Vivian melihat wajah Max yang hanya memperlihatkan bagian mata, tampak tajam lekat dengan keangkuhan.

"Ini tidak akan mudah," batin Vivian.

Mereka menghabiskan waktu dalam diam cukup lama. Rencana menjalin kerjasama seketika urung untuk sementara.

"Akh...aku ingin segera pulang," gerutu Vivian, kesal karena tak mampu menjawab pertanyaan tersebut.

Setelah William dan Jun tiba, kedua orang tua itu tampak senang setelah berbincang, terutama masalah pekerjaan. Namun berbeda dengan Vivian, gadis itu ingin segera pergi sejak Max melontarkan kata-kata yang menyakitkan padanya.

"Pa ayo pulang," bisik Vivian menarik kain lengan William kala pria itu datang.

"Baiklah, sekarang kita pulang ya," balas Willi sembari mengusap rambut Vivian.

"Jangan lupa, seminggu lagi pernikahan akan dimulai, siapkan diri kalian baik-baik." Jun mengingatkan.

"Apa?" Vivian terkejut, matanya membulat tak percaya. Sementara Max tampak biasa, diam bagai patung tak bernyawa.

"Bukankah begitu Willi?" Jun melemparkan pertanyaan seakan meminta persetujuan.

"Ya, memang begitu." William pasrah.

Pertemuan berakhir singkat. Vivian membungkuk hormat untuk berpamitan. Sementara Jun tak lelah memandang putri temannya itu dengan pandangan bangga.

"Dia sudah tumbuh dewasa sekarang," gumam Jun.

Setelah William dan Vivian pergi, Jun merapikan jas hendak pergi mengisi jadwal pertemuannya lagi.
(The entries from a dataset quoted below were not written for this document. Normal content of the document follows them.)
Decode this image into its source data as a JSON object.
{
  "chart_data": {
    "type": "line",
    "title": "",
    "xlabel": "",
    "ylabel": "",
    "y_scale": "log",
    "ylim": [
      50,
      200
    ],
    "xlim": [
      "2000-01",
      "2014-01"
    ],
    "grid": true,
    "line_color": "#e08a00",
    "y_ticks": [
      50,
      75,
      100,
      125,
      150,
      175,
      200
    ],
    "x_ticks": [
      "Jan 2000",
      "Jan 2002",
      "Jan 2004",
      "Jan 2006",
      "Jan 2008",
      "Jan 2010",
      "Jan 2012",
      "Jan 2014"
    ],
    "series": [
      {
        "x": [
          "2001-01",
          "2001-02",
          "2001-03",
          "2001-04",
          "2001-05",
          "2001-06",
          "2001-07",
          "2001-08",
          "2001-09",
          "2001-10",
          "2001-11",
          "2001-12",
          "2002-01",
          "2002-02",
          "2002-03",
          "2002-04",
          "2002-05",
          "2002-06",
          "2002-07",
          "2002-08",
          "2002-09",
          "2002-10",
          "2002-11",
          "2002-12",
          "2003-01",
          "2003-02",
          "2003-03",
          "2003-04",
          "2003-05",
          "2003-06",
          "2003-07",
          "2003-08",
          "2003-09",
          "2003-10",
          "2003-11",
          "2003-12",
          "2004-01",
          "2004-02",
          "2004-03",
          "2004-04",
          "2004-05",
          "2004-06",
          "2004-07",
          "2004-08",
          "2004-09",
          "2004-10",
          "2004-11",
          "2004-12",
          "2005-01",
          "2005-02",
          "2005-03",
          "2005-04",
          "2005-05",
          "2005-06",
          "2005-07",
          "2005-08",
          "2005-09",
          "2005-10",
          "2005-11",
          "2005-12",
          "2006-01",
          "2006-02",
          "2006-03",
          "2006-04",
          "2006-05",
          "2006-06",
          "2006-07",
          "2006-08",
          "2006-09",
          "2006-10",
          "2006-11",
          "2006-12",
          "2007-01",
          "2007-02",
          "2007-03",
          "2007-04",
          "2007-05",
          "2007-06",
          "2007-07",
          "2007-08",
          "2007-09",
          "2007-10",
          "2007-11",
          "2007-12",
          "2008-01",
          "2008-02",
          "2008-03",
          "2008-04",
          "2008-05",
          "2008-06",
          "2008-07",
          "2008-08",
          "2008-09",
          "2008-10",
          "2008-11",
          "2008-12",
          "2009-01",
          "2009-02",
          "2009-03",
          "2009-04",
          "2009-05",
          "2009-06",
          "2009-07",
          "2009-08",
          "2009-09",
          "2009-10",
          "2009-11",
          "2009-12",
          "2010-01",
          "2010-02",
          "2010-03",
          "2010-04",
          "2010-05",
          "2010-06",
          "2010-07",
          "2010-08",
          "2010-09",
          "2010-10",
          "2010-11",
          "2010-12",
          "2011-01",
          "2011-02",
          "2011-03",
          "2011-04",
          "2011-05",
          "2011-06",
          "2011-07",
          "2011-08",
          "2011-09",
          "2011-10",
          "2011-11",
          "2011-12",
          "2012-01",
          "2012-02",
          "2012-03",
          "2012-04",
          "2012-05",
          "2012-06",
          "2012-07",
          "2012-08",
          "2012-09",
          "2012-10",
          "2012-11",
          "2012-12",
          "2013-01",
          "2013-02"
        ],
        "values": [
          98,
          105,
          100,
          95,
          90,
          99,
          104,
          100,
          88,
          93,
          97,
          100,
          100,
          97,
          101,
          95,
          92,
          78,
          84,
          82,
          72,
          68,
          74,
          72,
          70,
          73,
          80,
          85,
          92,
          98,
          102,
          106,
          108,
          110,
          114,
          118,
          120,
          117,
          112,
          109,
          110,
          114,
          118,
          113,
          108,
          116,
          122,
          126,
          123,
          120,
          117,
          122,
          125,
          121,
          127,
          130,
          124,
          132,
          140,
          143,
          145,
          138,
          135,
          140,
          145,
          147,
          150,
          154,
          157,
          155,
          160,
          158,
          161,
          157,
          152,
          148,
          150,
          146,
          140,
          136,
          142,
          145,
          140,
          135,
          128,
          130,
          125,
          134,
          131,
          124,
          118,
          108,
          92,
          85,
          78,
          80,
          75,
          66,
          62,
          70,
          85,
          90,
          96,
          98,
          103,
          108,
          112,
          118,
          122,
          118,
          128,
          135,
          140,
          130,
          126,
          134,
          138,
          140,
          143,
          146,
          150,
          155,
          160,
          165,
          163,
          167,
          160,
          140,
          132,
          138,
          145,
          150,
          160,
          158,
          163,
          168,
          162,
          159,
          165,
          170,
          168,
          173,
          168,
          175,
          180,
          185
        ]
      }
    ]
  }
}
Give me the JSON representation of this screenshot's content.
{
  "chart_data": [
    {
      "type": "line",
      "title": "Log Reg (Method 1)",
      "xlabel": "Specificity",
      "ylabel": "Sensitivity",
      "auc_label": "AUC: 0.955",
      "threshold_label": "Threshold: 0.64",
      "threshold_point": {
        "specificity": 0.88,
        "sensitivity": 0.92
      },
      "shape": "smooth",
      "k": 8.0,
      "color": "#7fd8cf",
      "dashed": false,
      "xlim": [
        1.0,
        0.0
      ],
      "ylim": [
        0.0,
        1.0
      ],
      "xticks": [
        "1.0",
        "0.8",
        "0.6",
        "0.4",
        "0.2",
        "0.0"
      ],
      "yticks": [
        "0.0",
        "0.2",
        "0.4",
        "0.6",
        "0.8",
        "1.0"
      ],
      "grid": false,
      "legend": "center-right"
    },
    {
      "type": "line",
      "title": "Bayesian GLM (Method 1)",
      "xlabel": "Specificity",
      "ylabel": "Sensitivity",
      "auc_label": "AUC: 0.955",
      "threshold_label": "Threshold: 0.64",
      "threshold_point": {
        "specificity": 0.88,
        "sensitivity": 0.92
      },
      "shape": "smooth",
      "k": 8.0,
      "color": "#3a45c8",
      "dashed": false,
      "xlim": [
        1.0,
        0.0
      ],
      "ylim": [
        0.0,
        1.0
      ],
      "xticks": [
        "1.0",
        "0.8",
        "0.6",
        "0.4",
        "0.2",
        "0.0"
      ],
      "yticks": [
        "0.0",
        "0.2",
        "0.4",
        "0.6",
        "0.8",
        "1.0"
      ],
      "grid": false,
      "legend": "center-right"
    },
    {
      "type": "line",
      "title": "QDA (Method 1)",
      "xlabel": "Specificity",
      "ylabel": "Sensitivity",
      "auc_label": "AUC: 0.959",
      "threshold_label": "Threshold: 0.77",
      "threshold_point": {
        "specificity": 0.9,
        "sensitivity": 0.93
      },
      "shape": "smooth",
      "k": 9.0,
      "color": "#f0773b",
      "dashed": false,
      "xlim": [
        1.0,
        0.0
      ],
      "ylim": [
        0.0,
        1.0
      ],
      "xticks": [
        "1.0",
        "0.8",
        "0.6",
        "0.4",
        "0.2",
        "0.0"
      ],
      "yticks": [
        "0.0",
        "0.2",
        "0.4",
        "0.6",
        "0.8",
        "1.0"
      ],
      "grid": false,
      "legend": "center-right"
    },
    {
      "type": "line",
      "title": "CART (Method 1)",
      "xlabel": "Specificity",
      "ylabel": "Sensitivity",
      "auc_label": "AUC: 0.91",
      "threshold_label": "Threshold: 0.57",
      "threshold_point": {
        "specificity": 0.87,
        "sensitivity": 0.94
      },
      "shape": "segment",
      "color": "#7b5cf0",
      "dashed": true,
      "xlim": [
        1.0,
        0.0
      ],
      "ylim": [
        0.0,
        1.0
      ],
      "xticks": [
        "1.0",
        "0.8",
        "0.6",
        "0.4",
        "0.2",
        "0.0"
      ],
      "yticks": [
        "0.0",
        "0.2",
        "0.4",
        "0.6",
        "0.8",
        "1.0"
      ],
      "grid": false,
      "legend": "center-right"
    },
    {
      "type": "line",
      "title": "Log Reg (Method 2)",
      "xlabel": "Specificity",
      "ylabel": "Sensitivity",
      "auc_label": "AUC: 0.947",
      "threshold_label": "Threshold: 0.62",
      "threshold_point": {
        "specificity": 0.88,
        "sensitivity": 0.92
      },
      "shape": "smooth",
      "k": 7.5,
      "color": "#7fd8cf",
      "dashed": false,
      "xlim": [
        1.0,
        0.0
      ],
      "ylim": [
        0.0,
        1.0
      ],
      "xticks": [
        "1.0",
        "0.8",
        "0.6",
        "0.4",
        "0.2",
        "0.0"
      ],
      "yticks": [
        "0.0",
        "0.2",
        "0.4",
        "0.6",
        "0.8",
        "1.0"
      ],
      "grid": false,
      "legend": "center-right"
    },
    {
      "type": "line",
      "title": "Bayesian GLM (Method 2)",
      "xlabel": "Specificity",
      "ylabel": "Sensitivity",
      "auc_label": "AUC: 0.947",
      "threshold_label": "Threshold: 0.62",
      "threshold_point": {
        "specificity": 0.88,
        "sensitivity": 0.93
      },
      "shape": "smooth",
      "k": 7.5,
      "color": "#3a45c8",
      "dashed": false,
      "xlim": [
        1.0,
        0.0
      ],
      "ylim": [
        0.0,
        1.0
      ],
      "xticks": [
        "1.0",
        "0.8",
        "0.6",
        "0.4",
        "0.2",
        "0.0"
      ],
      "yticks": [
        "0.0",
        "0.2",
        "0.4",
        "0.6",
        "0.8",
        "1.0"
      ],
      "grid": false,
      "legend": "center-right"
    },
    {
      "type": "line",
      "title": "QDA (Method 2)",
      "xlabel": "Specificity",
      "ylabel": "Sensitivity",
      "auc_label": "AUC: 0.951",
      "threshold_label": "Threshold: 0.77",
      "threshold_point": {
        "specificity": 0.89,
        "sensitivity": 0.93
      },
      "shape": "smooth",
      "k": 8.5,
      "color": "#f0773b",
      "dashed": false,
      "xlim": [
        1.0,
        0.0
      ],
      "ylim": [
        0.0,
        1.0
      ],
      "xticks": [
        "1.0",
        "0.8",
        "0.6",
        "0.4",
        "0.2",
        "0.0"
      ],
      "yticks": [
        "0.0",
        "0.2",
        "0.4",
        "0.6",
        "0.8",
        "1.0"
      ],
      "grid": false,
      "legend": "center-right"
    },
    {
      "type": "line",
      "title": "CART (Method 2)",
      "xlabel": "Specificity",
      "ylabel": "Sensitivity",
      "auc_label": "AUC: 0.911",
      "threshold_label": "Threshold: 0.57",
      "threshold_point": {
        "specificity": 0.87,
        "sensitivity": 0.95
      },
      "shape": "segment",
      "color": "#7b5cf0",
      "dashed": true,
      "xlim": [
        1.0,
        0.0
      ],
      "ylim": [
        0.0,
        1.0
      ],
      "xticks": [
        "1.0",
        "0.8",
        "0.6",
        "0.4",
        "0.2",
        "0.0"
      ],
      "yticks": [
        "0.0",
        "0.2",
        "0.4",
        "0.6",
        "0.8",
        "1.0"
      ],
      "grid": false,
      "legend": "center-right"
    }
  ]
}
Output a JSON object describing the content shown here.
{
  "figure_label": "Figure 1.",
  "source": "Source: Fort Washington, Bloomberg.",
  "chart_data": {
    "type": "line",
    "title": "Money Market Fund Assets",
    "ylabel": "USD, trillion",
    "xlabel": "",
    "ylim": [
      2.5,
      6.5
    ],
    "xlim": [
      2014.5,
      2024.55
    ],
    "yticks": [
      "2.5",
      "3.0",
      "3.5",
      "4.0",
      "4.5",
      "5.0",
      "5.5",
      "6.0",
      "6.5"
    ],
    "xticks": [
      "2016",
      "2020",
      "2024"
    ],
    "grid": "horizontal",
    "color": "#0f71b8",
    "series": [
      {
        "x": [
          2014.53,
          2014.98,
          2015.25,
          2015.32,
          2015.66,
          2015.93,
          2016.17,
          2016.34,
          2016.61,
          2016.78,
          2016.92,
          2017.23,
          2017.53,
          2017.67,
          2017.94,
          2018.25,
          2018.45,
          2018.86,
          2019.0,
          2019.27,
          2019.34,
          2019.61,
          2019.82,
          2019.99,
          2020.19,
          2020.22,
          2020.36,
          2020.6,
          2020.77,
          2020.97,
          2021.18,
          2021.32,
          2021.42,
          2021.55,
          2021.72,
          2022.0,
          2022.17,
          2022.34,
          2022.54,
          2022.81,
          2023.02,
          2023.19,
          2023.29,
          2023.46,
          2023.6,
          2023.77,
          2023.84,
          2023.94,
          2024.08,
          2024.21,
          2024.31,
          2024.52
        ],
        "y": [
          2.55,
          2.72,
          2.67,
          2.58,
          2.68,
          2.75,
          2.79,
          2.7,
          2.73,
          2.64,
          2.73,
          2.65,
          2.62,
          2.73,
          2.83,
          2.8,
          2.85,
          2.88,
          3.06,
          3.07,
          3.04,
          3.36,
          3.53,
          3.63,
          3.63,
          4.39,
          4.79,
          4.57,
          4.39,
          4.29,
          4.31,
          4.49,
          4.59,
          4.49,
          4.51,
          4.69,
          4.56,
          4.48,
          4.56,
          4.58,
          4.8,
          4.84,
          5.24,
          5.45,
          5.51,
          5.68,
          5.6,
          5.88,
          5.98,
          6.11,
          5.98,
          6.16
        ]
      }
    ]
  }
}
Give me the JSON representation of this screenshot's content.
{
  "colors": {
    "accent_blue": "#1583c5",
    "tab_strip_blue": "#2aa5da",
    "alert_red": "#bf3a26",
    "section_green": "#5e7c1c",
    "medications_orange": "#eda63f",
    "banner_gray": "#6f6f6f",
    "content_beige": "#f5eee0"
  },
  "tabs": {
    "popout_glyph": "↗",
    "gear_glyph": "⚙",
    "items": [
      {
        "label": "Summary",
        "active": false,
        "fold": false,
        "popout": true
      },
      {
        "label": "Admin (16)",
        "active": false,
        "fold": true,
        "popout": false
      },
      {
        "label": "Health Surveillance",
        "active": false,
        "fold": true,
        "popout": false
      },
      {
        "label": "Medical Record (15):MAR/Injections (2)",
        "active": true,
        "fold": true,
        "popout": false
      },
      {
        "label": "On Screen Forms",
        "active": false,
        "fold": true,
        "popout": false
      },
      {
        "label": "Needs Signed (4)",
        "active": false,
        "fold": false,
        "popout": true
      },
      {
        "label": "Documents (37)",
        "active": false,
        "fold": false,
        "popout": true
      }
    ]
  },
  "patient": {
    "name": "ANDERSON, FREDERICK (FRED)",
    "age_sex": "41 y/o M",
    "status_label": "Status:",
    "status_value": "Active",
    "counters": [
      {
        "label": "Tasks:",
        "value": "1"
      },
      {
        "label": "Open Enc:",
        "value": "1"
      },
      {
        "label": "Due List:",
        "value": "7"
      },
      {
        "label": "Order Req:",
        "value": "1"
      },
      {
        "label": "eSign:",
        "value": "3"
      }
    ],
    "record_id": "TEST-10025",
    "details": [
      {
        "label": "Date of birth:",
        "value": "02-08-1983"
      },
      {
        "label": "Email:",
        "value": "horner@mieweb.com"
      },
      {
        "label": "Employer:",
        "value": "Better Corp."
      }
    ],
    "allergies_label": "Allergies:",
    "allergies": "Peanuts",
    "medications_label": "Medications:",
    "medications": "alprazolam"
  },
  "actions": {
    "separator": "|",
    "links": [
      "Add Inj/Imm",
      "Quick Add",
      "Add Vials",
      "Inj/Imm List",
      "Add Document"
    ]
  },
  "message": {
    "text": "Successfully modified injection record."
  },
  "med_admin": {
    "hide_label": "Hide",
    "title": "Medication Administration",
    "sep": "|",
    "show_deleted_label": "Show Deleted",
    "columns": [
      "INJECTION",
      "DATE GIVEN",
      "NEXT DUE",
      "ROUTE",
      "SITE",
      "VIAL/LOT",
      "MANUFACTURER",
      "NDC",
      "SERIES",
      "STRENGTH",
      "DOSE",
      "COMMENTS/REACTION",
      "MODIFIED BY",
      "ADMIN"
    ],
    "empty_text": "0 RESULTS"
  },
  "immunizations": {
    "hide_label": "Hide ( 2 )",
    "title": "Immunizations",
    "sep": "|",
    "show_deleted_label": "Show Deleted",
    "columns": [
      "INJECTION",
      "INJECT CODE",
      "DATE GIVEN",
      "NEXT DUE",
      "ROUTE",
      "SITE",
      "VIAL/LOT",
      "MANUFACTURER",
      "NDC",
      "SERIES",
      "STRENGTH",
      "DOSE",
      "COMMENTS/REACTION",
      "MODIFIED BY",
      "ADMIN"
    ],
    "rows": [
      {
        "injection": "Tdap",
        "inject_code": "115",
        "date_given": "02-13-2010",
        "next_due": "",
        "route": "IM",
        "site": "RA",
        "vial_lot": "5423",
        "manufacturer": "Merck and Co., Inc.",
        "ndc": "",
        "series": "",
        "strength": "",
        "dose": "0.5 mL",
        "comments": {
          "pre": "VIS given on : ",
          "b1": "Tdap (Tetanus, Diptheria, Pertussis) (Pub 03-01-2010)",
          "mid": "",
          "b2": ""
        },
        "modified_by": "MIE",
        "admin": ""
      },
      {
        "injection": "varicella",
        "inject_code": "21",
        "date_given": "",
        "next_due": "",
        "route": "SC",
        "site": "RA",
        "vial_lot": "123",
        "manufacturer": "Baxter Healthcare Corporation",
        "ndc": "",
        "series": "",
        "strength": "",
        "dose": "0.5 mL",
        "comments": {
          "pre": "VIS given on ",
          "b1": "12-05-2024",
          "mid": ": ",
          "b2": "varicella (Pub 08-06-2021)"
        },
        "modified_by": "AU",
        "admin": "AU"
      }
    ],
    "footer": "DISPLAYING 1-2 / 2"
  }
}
Ketika langkah kaki Jun kian menjauh, tiba-tiba Max menahan sang ayah dengan lontaran pertanyaan singkat.

"Di mana dia?" tanya Max pada sang ayah.

Langkah Jun terhenti, terdengar sebuah helaan nafas berembus berat dari hidungnya.

"Dia tidak di sini."

"Papa!" bentak Max, dia langsung membalikkan badan menatap sang ayah yang hendak pergi.

"Dia akan baik-baik saja, selama kau menuruti keinginan papa," jawab Jun tanpa peduli, lalu melanjutkan langkahnya.

Mendengar jawaban tersebut, Max langsung terdiam dan tertunduk. Bola matanya kian menampakkan guratan merah di sekelilingnya. Tangannya yang indah mulai mengerucut membentuk kepalan kuat hingga samar-samar terlihat guratan hijau membentang di punggung tangannya.

"Aku? Harus menurut?" pekiknya.

Bak!

Meja ditampar hingga menimbulkan suara menggelegar.